In October, after building and pre-assembling the whole mechanism, 30 volunteers used a crane to drop the structure into the canal with millimeter precision.

The process started in the morning and was only concluded late in the evening.

Black Forest River Wave: the German artificial surf spot is 4.5 meters wide | Photo: blackforestwave

Innovative Technology

The blackforestwave adapts to the river flow, meaning that the water level in the canal can be managed thanks to a built-in hydraulic system installed on the artificial surfing setup.

The steel frame structure features adjustable elements that enable the wave - generated solely by the flowing river - to be continuously adjusted to different water levels.

Around 3,000 screws hold the wooden planks of the ramp in position.

Ten hydraulic cylinders allow the alignment of five individual components and even enable fine adjustments to the wave while surfing.

The blackforestwave can be lowered and shut down to allow the water to flow through the canal as unhindered as possible.

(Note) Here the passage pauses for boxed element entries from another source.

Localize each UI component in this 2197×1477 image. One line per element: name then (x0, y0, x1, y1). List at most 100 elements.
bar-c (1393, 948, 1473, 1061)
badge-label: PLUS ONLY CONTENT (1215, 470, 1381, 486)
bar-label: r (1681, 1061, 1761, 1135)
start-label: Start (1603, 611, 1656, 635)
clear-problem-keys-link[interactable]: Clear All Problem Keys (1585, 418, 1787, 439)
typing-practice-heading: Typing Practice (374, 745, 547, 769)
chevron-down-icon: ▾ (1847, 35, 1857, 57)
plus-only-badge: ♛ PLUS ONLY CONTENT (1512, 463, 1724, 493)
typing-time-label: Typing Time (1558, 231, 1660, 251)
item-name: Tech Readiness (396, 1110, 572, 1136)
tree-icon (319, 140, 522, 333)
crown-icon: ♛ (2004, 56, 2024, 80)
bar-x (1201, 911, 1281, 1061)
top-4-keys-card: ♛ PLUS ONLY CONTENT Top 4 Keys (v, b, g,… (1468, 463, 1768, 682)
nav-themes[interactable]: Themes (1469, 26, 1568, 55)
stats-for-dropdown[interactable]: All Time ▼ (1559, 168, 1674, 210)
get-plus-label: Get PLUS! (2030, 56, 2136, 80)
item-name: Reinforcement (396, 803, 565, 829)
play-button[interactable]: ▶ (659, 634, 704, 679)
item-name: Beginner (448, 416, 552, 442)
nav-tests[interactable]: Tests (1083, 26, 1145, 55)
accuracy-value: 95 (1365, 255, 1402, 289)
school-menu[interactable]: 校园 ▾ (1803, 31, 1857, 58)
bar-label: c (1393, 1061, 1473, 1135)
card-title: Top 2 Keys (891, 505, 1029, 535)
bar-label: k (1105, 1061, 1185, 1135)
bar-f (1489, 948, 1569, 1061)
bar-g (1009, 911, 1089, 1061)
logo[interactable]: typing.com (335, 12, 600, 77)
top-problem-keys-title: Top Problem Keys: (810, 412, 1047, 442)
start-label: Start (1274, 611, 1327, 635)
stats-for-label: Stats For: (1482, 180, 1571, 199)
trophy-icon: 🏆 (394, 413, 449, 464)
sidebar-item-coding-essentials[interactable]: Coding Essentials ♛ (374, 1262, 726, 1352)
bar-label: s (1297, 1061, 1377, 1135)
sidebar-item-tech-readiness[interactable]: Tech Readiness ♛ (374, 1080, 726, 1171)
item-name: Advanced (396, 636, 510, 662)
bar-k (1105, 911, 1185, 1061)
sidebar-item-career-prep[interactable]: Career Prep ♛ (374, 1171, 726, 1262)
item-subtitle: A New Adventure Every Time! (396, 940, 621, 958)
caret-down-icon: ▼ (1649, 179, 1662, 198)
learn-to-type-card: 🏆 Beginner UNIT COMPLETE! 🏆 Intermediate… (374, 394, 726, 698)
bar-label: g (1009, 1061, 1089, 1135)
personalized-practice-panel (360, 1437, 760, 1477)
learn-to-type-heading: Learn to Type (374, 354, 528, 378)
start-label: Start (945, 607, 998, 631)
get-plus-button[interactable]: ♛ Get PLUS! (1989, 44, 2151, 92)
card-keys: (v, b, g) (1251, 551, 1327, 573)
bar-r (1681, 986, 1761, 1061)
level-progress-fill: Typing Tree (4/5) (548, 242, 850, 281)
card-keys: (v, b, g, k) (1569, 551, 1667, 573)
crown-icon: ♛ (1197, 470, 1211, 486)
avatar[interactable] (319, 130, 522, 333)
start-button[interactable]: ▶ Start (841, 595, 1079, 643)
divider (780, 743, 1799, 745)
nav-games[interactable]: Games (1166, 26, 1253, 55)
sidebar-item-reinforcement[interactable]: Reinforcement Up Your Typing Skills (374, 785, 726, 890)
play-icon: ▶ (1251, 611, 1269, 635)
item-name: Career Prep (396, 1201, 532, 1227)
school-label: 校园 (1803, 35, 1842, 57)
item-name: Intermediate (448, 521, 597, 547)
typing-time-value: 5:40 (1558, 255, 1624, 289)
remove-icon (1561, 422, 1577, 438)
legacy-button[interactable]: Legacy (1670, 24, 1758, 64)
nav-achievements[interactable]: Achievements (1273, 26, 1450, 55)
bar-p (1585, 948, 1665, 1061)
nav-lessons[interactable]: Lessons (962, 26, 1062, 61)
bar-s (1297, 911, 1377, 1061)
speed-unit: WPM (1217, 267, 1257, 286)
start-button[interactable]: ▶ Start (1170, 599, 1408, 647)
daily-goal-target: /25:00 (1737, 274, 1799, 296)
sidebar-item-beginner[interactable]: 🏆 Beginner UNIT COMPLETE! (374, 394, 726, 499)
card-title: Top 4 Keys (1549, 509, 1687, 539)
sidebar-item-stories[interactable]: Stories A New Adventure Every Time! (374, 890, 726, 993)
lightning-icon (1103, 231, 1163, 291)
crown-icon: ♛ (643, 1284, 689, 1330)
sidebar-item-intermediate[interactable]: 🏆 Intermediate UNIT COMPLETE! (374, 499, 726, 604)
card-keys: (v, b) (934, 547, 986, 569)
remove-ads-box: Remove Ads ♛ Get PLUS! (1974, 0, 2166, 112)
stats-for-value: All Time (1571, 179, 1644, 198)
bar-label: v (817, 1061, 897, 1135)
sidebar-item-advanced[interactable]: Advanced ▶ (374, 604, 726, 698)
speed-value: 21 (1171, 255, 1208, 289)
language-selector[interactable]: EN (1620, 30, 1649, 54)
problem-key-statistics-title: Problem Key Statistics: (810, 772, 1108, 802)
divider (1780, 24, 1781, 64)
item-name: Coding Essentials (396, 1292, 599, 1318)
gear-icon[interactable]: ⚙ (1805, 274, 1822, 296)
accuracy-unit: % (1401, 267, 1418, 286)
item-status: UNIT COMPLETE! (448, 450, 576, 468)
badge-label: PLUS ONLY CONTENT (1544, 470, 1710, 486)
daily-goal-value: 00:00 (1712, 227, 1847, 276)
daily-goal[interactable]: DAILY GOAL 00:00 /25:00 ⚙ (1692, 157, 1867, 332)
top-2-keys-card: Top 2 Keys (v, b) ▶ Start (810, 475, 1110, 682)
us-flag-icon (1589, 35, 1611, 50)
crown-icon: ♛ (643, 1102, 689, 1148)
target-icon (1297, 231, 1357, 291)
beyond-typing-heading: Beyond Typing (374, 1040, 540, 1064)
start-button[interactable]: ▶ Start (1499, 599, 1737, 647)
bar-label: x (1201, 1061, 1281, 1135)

The surface of the structure that creates the wave - similar to a ramp - is clad with wooden planks and screwed to the steel frame.

The whole inland surfing system can be fine-tuned with a specially developed app that adapts the wave to the current conditions and switches the surf on and off.

It is also possible to access the river wave from both the right and left sides of the canal.

Pforzheim, Germany: the new standing wave system cost €80,000 | Photo: blackforestwave

A Fun Inland Surfing Wave

Steffen Rose, the founder of the blackforestwave surf club, was the first surfer to ride the long-awaited wave.

Jonas Buchholz, member of the local surf club and designer of blackforestwave's unique wooden surfboards, kept true to the motto: "Where there is a will, there's also a wave."

After having tested Pforzheim's newest sports attraction, he admits that "the wave feels good, especially when you've worked on it for so long."

The project was backed up by two sponsors - Admedes and G.RAU - who were delighted with the idea and excited and proud about the outcome.

"We got in touch with the planned blackforestwave for the first time in the late summer of 2018," the companies said.

"Right from the start, we realized that the club's vision of using the Pforzheim rivers to promote Pforzheim and the region was excellent and attractive."

"After years of tense waiting, the technology is ready to be used. The entire team deserves our deepest respect for such an amazing project and for what they've accomplished in recent years."

Around 100 guests attended the inauguration of the blackforestwave.

blackforestwave: a surf club with 150 enthusiastic member | Photo: blackforestwave

Making River Surfing Accessible to Everyone

The surf club has always aimed to increase the integration of the local rivers and canals into the cityscape.

"We are also committed to the purification of the waters," emphasizes Jonas Buchholz, a board member of the blackforestwave.

"What is also unique is that the surf system is permeable to fish, and it is the only surf system of its kind that can be illuminated from the water for special events."

Surfing at the German artificial standing wave will be paused for a few weeks, though.

The canal will be drained due to maintenance and renovation works on a building further downstream of the surf zone.

But the local club will also take time to complete the very last optimization tasks on parts of the system that are often of difficult access.

From November 2021 onward, the blackforestwave will be open to all club members, with surf sessions held on a regular basis.

As of 2021, the organization has 150 members.

In spring 2022, the club will open the river wave to the general public and provide surf slots that can be booked online.

There will also be surf lessons for private groups and companies.

But the blackforestwave will stay true to its origins, and making the wave accessible to all those interested in surfing is the ultimate goal.

Surfing on artificial river waves is becoming increasingly popular, especially in landlocked countries.

In addition to Pforzheim, German surfers will be able to ride a newly-built artificial wave in the Pegnitz River in Nuremberg.